他花了點時間,總算說服亂步放棄了空腹吃冰淇淋的念頭。上個星期亂步半夜偷偷喝冰可樂結果拉了兩天肚子的事情,他還歷歷在目,注重飲食健康的國木田並不想看到這種歷史再現一次。
解決了亂步的問題,國木田才終於騰出空,看了一眼一直蹲在地上的奈奈,大概是因為蹲的有點腿麻,奈奈晃晃悠悠地站了起來,跺了跺腳,然後轉身扒拉著小短手小短腿,想要爬上花壇去。
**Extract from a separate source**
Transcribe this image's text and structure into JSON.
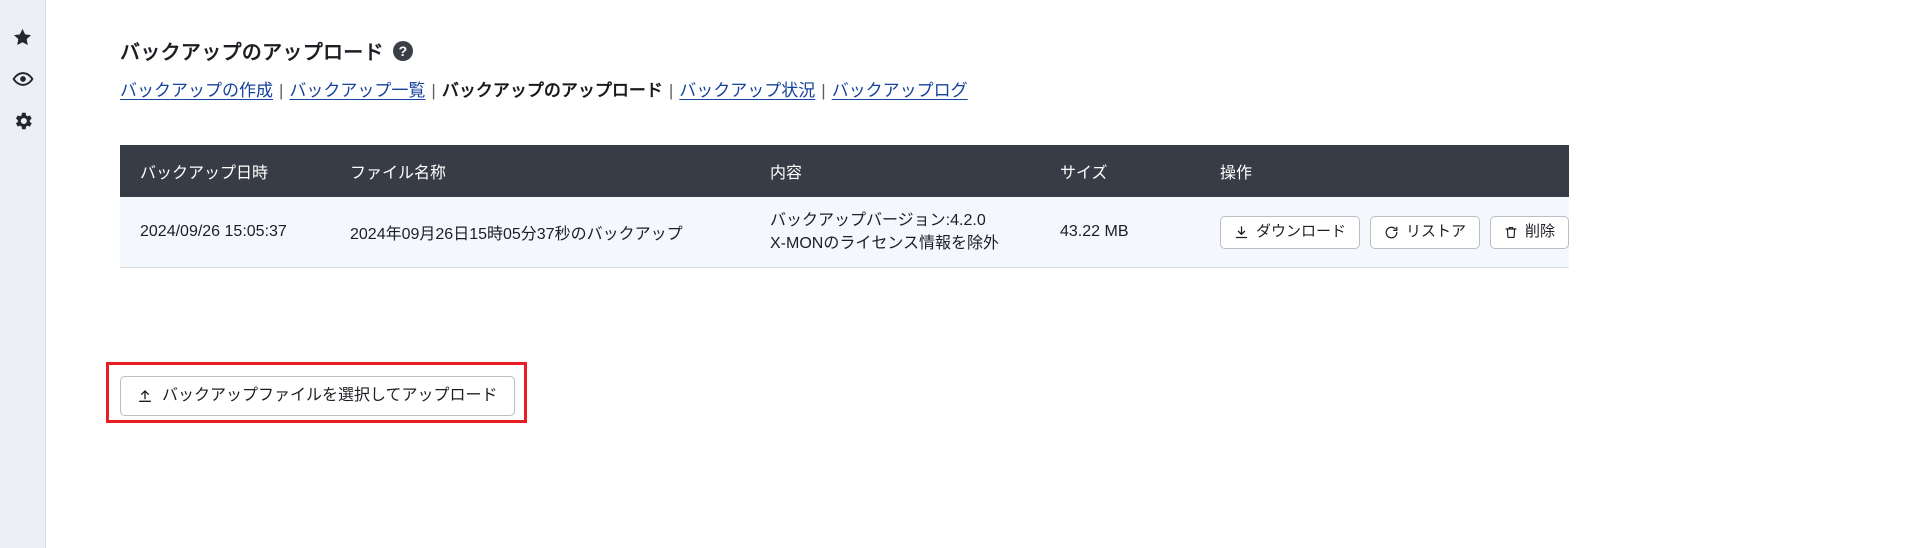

她的動作看起來實在是很艱辛,於是國木田伸手撈了她一把,讓她在花壇上坐穩了。
撿起之前放在花壇上的小毯子,奈奈把自己嚴嚴實實地包好了,仰著一張沒有表情的小臉,幹巴巴地對國木田說了一句發音不是那麼標準的“謝謝”。
“……不用客氣。”
國木田看著自己把自己安排好的奈奈,又看了看一旁因為拿到三明治就把煩心事丟到腦後的亂步,心情有點復雜。
****
“國木田君是嗎?”看了一眼簡訊裡的消息,青木警部和初次見面的少年握了個手。
她不是第一次和亂步合作了,但以往和亂步同行的大多是個別著蝴蝶發卡的少女,新來的國木田獨步還是她第一次見到。
雖然年紀不大,但看起來是個辦事牢靠的少年。
青木警部在心裡給出了第一印象的評價。
兩人簡單地交談過了案子的事,贓款警方也已經根據亂步的推理找回了,搶劫犯的身份和死因也已經明確,隻等屍檢結果出來,就可以準備宣告犯人死亡,贓款退回,結案處理。
但現在唯一留下的問題是……
“那個孩子……”青木警部看了一眼坐在花壇邊的奈奈。
亂步分了一小塊三明治給她,兩個人排排坐在花壇上,一個披著小披風,一個裹著小毛毯,一起用手捧著各自的三明治,被三明治塞滿的嘴巴鼓鼓的,伴隨著咀嚼的動作聳動。
國木田一愣:“有什麼問題嗎?”
按理來說,警方應該會聯系她的其他監護人來接她的。
“我們查了一下她的監護關系,她的父親如今已經死了,母親記錄上也是死亡,是未婚先孕後難產死亡,沒有身份證明,查不到母系那邊的親屬,父親這邊倒是有一個堂叔,但是關系好像有點糟糕。”
“……寄養在那邊,恐怕過的會不太好。”青木警部壓低了音量,低聲說道,“但不去那邊,也隻能去福利院了。”
最近幾年日本的經濟形勢不太好,福利院會是什麼樣的日子也是可想而知。
隻不過是【糟糕的選項A】和【糟糕的選項B】的差別而已。
他們氣氛凝重的交談並沒有影響到幾米外吃著三明治的兩個人。雖然喝了一袋牛奶,但面包和雞蛋所帶來的的飽腹感是液體飲品所無法相比的,奈奈專心致志地埋頭吃掉了亂步給她的一小塊三明治,真的隻有一小塊,隻有她的半個巴掌、亂步的兩個指節那麼大,她吃到的雞蛋都隻有一點點的蛋白。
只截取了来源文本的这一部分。